The company also pledged to expand education programs, making free high school equivalency courses available to all Nike sports shoe workers. Today, less than 2% of Nike workers have participated in these programs, primarily because their wages are so low they cannot afford to give up overtime income in order to take a course.
In 1998, Knight announced a plan to fund university research and open forums on responsible business practices, including funding four programs in United States universities in the 1998-1999 academic year.
Nike held one forum in 1998, but has refused to allow factory research by reputable academics. Most of the academic research the company claims to have funded is not available to the public.
The company's CEO said that he would ensure that the minimum age for factory workers was raised to 18 for footwear factories and 16 for apparel factories. But Nike workers' wages are not enough to support their children, so many of those children will be forced to work from a young age.
Knight also pledged adherence to US Occupational Health and Safety Administration standards in factory air quality. But Nike gives factory owners advance notice of air quality testing, allowing them to change chemical use on the day of the test.

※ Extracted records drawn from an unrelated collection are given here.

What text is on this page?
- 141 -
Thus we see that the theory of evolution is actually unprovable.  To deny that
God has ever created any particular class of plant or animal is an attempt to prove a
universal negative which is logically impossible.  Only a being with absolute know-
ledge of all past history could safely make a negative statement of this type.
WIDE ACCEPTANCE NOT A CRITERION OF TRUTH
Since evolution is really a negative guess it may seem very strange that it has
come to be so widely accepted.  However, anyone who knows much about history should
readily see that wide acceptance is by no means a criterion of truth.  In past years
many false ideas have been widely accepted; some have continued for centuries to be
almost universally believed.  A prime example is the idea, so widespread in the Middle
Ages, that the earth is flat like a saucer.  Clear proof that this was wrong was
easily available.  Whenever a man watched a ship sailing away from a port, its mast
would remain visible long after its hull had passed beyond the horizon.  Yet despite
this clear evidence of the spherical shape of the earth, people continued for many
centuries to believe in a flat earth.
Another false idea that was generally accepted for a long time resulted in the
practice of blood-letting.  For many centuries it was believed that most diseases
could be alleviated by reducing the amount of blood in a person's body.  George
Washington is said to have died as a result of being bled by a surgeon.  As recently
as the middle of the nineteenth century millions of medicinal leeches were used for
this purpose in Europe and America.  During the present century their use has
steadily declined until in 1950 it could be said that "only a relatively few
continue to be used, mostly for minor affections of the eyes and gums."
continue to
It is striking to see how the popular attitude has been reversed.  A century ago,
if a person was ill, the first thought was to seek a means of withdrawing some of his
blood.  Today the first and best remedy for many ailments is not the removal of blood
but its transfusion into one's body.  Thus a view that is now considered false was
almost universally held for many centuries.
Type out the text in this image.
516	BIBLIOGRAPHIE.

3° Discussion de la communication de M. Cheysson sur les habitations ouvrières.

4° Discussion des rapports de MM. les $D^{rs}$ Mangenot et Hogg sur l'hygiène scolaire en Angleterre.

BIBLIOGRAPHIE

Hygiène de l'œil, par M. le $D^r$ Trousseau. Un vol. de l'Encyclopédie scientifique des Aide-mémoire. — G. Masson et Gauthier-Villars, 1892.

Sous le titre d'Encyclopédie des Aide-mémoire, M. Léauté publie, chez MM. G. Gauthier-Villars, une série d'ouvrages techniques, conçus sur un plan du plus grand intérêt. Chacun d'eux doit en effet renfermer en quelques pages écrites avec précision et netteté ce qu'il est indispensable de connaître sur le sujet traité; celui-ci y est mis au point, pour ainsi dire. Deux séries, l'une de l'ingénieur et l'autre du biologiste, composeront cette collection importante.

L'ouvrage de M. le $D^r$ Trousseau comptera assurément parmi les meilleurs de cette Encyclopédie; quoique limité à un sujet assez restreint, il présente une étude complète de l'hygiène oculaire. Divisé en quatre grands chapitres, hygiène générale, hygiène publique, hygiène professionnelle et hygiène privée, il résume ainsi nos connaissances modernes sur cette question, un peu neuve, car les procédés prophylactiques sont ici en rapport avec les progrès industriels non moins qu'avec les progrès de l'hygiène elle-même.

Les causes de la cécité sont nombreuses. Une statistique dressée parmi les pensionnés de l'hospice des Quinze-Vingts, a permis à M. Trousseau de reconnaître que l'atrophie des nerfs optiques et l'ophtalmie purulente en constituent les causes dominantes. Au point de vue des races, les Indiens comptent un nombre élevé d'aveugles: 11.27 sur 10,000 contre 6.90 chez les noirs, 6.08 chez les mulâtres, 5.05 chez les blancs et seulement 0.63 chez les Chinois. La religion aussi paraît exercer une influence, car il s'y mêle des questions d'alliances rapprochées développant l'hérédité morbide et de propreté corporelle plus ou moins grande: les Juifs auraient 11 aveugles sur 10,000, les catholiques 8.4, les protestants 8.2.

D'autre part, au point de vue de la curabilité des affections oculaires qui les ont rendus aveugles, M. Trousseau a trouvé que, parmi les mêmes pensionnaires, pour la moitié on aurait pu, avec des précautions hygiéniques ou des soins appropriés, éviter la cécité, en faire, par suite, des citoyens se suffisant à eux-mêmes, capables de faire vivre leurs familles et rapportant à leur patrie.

During the last three years Nike has continued to treat the sweatshop issue as a public relations inconvenience rather than as a serious human rights matter, said Salazar.
Nike executives evidently think that by tinkering around the edges of labour reform they can diffuse criticism and scrutiny. It is indefensible that consumers and, most importantly, Nike factory workers are still waiting for Nike to take concrete steps to guarantee the people making its products aren't facing abuse and intimidation.